Each individual has a different experience of CF. I've read and heard some shocking stories and I think I have been fortunate in my life so far.
When I was born my mum said she instantly knew something was wrong and thought of CF. She's a nurse and her twin sister had not long before had a baby girl who had CF; sadly baby Harmony died just 9 months old <3. When babies are born they have their 'first poop' which apparently is gross!!! I hadn't done mine within a day so I had an urgent operation at 2 days old where they found out I had a blockage in my bowels.

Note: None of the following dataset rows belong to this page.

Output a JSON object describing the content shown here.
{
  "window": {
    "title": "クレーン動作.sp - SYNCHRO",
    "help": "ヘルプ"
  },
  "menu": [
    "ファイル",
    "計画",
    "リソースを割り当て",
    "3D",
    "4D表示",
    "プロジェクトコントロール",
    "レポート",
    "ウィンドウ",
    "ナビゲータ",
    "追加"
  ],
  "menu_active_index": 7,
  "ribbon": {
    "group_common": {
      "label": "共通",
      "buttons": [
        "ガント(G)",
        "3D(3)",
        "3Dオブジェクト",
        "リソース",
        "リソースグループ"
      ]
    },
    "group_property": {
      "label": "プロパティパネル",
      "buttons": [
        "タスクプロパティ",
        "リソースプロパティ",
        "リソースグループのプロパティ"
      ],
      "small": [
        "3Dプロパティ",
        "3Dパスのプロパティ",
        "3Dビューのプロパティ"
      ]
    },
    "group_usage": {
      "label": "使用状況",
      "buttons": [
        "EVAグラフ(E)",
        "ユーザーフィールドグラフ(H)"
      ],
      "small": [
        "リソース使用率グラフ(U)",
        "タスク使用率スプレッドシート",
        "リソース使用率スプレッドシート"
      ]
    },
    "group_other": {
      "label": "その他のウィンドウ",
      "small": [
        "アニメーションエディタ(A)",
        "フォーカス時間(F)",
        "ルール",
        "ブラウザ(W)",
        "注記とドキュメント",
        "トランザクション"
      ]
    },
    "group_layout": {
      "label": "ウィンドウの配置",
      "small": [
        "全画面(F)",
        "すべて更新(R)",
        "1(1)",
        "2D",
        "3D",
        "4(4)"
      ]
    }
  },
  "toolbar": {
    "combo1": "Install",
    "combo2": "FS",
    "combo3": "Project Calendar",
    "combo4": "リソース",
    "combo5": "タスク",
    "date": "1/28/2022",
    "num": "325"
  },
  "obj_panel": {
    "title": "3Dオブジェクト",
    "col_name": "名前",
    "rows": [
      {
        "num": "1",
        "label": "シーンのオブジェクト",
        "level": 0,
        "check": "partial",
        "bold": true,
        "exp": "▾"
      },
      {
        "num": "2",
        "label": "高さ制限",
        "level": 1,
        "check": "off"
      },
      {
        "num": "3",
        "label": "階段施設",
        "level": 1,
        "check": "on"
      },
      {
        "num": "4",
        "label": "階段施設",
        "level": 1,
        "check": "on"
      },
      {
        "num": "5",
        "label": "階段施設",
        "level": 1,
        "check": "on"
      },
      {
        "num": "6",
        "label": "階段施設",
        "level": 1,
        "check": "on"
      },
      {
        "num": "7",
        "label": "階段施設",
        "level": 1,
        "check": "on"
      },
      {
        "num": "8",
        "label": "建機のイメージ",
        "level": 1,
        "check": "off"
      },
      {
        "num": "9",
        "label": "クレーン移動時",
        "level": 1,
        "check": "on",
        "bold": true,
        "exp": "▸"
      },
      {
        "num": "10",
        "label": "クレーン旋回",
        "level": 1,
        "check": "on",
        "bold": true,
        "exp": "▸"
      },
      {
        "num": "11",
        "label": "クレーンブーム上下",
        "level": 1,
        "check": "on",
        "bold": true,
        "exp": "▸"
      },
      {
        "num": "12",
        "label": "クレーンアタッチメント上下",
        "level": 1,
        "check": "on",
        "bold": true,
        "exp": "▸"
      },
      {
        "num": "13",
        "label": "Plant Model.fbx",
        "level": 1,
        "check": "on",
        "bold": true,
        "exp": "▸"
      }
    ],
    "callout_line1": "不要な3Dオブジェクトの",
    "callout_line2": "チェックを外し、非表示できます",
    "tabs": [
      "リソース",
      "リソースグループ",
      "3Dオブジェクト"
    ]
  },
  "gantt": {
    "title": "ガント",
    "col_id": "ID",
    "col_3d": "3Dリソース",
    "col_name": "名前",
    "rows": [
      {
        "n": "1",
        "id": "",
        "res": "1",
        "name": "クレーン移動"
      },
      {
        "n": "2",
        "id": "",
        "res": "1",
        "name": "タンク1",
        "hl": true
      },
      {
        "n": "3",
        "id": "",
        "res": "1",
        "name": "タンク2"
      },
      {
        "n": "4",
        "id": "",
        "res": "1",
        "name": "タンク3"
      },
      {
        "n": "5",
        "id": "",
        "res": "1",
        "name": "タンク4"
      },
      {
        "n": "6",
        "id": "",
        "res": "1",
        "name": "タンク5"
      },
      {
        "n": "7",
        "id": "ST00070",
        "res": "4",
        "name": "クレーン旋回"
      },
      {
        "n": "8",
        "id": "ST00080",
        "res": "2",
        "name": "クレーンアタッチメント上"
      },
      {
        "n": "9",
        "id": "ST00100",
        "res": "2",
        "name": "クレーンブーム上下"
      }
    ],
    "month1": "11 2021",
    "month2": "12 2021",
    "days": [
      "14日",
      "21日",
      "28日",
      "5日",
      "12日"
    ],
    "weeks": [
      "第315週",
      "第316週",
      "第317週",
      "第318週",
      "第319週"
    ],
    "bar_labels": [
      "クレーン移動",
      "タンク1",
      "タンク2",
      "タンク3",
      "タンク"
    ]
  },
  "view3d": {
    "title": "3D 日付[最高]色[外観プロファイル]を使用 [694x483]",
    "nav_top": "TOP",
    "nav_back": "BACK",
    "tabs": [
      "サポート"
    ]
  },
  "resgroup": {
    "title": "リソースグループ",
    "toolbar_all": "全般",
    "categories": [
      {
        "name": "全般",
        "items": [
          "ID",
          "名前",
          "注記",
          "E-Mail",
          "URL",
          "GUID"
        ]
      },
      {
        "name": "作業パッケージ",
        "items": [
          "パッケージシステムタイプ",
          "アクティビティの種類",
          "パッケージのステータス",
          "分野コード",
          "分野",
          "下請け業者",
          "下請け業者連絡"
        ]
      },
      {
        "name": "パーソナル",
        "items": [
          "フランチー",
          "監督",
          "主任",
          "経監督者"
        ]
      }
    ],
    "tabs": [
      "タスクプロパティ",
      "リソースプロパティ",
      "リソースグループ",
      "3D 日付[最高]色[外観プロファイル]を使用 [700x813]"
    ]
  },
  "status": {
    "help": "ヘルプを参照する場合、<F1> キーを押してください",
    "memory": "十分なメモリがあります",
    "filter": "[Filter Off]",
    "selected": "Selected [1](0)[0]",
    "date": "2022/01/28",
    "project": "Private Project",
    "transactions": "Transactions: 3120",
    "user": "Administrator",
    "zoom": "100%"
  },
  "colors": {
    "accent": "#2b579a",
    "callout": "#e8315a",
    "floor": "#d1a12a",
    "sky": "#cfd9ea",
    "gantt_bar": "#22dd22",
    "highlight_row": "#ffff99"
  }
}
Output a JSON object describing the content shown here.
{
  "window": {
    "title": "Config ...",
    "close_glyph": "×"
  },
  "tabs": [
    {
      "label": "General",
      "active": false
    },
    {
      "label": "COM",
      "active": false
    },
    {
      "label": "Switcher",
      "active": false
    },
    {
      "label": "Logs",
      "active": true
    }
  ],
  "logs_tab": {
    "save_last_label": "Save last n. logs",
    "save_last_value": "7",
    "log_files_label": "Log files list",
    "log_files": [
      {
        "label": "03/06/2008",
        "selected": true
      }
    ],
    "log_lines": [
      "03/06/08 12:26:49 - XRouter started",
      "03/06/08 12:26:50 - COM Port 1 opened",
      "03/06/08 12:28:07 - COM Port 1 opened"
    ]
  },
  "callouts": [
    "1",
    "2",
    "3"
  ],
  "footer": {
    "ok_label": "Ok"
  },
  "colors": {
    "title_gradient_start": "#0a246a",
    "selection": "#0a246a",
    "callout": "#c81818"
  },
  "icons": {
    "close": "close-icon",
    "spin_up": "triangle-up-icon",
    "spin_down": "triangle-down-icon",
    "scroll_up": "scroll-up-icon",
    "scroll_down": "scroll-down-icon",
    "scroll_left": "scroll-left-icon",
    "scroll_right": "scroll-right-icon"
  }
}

This is one of the early signs of CF and I was diagnosed.
I was very lucky to be diagnosed early as that meant that he docs could start treatment instantly. My parents were very good too, as they NEVER let me miss any of my tablets or physio (at the time I was mad at them for making me do it, but now I look back, they saved my life!)
Due to this, I only had hospital appointments, no admissions- up until I was about 12. I remember it so well as the day that EVERYTHING changed! I went to the farm (I know I was a little too old but it was one of my favourite places in the world at that time!) and played in these hay bales. From that I contracted a bug called pseudomonas. It is a horrible bug to get, especially for a CF sufferer as it will probably never go away from the point you get it so you have a constant battle, which sadly, you know deep down that it's a loosing battle. Then a few days later at school I had sharp pains in my chest and couldn't breathe, an ambulance came to pick me up- which was pretty cooool! ;) This has led to numerous hospital admissions from then on.
I think I have come a long way since my first hospital admission! When I first started having them, I refused to talk to anyone except my family, sat in bed in my pj's all day and all night, screamed whenever I saw a needle, and generally made the doctor's jobs even harder. Back then I didn't understand how important hospitals are for people with CF.
Now, on the other hand, I tell the docs everything, have bloodtests, blood sugar tests, and a port! I went through some counseling to help me get over my needle phobia and it worked! My health is getting back on track finally and I've accepted that I gotta look after my CF to stay well.